Después del desayuno, Neal se había despedido y partido al trabajo asegurándole que regresaría a tiempo para cenar juntos, así que ella tendría —de nuevo— un día entero para hacer lo que mejor hacía desde que había llegado a ese pueblo: ¡nada!

Pasó la mayor parte de la mañana en el estudio, con un libro abierto sobre el regazo, mirando la ajetreada vida del pueblo desde la ventana. Observando a hombres y mujeres de piel oscura y alegres maneras —vestidos de brillantes colores— caminar al lado de sobrios hombres blancos vestidos con aburridos y elegantes trajes de tonos claros y telas frescas. Su dama de compañía, la señorita Ponny, había pasado días enteros viéndola encerrarse en esa habitación y mirar por la ventana, negándose a salir y disfrutar del ambiente tan vivo que había fuera de la casa.

Ese día, como todos los demás, después de tomar un té con ella, la señorita Ponny intentó de nuevo, sin esperanzas de recibir una respuesta afirmativa, sacarla de su ensimismamiento, y, para su grata sorpresa, la rubia accedió —más por aburrimiento que por gusto— a dejar el espacio confinado entre paredes en el que se encontraba, para respirar el aire puro y lleno de libertad que desde su llegada había estado observando.

Así que, antes de que su señora pudiera arrepentirse, la anciana y bonachona señorita Ponny corrió en busca de una sombrilla, su bolso y a todo pulmón gritó el nombre de su traductor.

Reth, el joven y alegre africano que tenían a su disposición, las acompañó con gusto, contando tantas historias como le fue posible y diciendo todas las palabras en suajili que la señorita Ponny quería conocer.

Mbwa [3], Ndege [4], Nguruwe [5] —decía en respuesta a cada una de las cosas que la anciana señalaba.
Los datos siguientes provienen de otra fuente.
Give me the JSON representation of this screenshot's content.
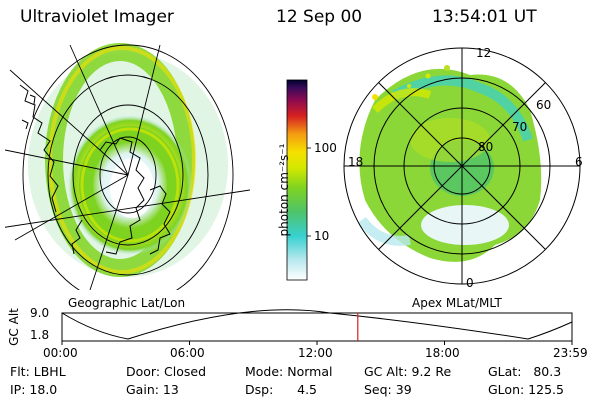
{
  "header": {
    "title": "Ultraviolet Imager",
    "date": "12 Sep 00",
    "time": "13:54:01 UT"
  },
  "colorbar": {
    "label": "photon cm⁻²s⁻¹",
    "ticks": [
      "100",
      "10"
    ]
  },
  "left_panel": {
    "caption": "Geographic Lat/Lon"
  },
  "right_panel": {
    "caption": "Apex MLat/MLT",
    "mlt_labels": {
      "top": "12",
      "left": "18",
      "right": "6",
      "bottom": "0"
    },
    "lat_labels": [
      "80",
      "70",
      "60"
    ]
  },
  "timeline": {
    "ylabel": "GC Alt",
    "ymax": "9.0",
    "ymin": "1.8",
    "time_ticks": [
      "00:00",
      "06:00",
      "12:00",
      "18:00",
      "23:59"
    ],
    "marker_fraction": 0.58
  },
  "status": {
    "flt": "Flt: LBHL",
    "ip": "IP: 18.0",
    "door": "Door: Closed",
    "gain": "Gain: 13",
    "mode": "Mode: Normal",
    "dsp": "Dsp:      4.5",
    "gcalt": "GC Alt: 9.2 Re",
    "seq": "Seq: 39",
    "glat": "GLat:   80.3",
    "glon": "GLon: 125.5"
  },
  "colors": {
    "aurora_green": "#7ed321",
    "aurora_yellow": "#f5e000",
    "aurora_cyan": "#38d0d0",
    "marker": "#d42020"
  }
}
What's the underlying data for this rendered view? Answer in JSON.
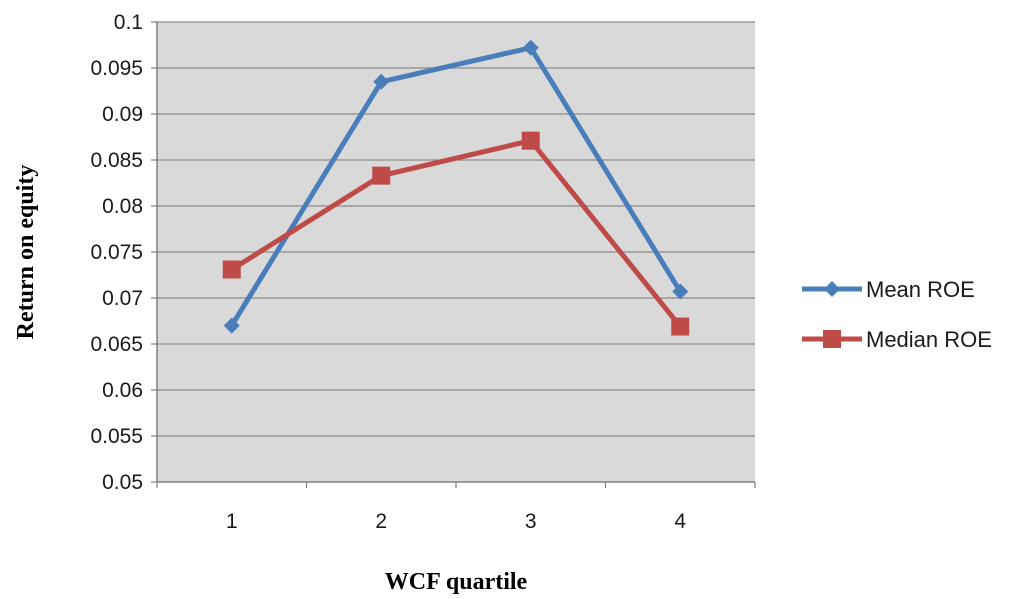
{
  "chart_data": {
    "type": "line",
    "title": "",
    "xlabel": "WCF quartile",
    "ylabel": "Return on equity",
    "categories": [
      "1",
      "2",
      "3",
      "4"
    ],
    "yticks": [
      "0.05",
      "0.055",
      "0.06",
      "0.065",
      "0.07",
      "0.075",
      "0.08",
      "0.085",
      "0.09",
      "0.095",
      "0.1"
    ],
    "ylim": [
      0.05,
      0.1
    ],
    "grid": true,
    "plot_background": "#d9d9d9",
    "legend_position": "right",
    "series": [
      {
        "name": "Mean ROE",
        "values": [
          0.067,
          0.0935,
          0.0972,
          0.0707
        ],
        "color": "#4a7ebb",
        "marker": "diamond"
      },
      {
        "name": "Median ROE",
        "values": [
          0.0731,
          0.0833,
          0.0871,
          0.0669
        ],
        "color": "#be4b48",
        "marker": "square"
      }
    ]
  }
}
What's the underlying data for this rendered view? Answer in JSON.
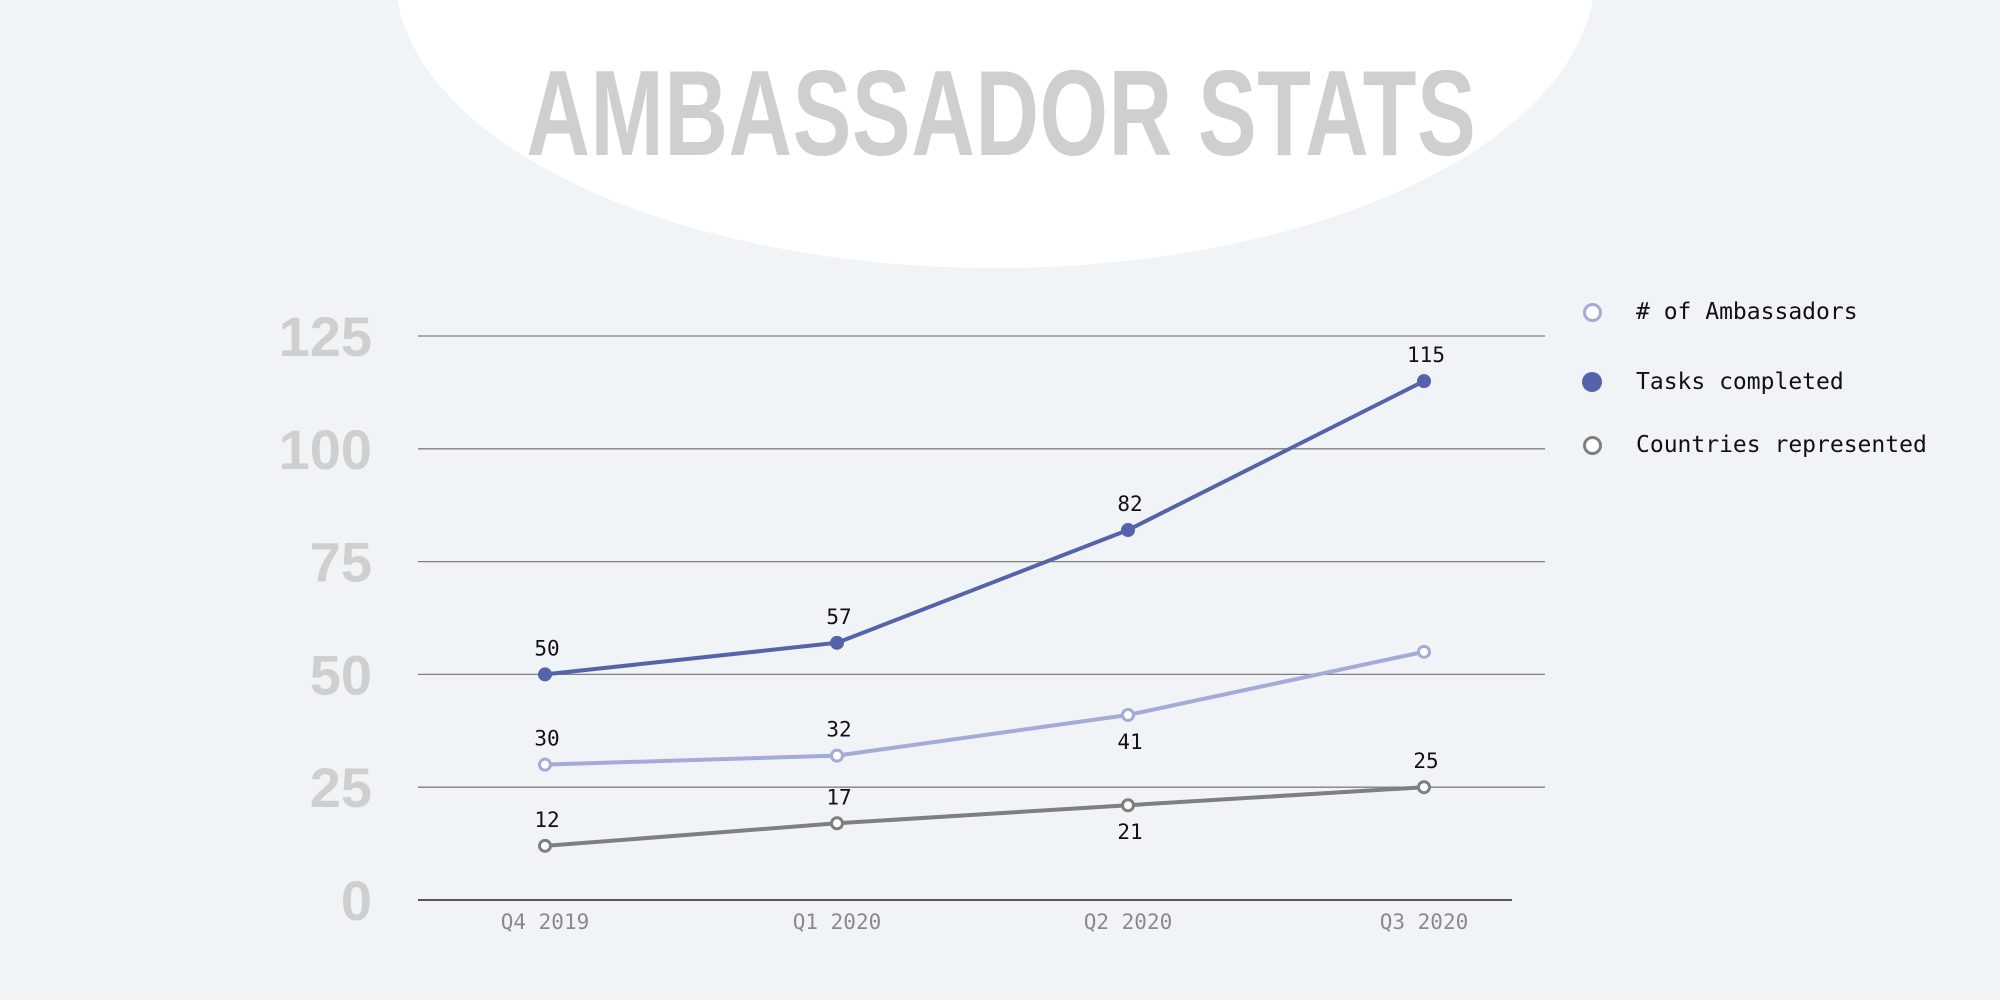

Candy caminaba sin prestar mayor atención a nada, viendo sin ver y apenas escuchando lo que Reth decía. Todo le parecía aburrido. Todo era tan monótono. Todo era tan...

¡Tanadhari![6] —gritó alguien, haciéndola volver a la realidad—. ¡Kinyegele![7]

Una diminuta figura peluda pasó corriendo al lado de la señorita Ponny y Reth, que caminaban frente a Candy; y antes de que la joven pudiera siquiera moverse, la criatura saltó hacia ella, subiendo por su vestido hasta posarse sobre su cabeza.

—¡Kinyegele!, ¡Kinyegele! —Gritaban todos, señalando hacia lo que fuera que había trepado por su cuerpo y alejándose de ella tanto como podían.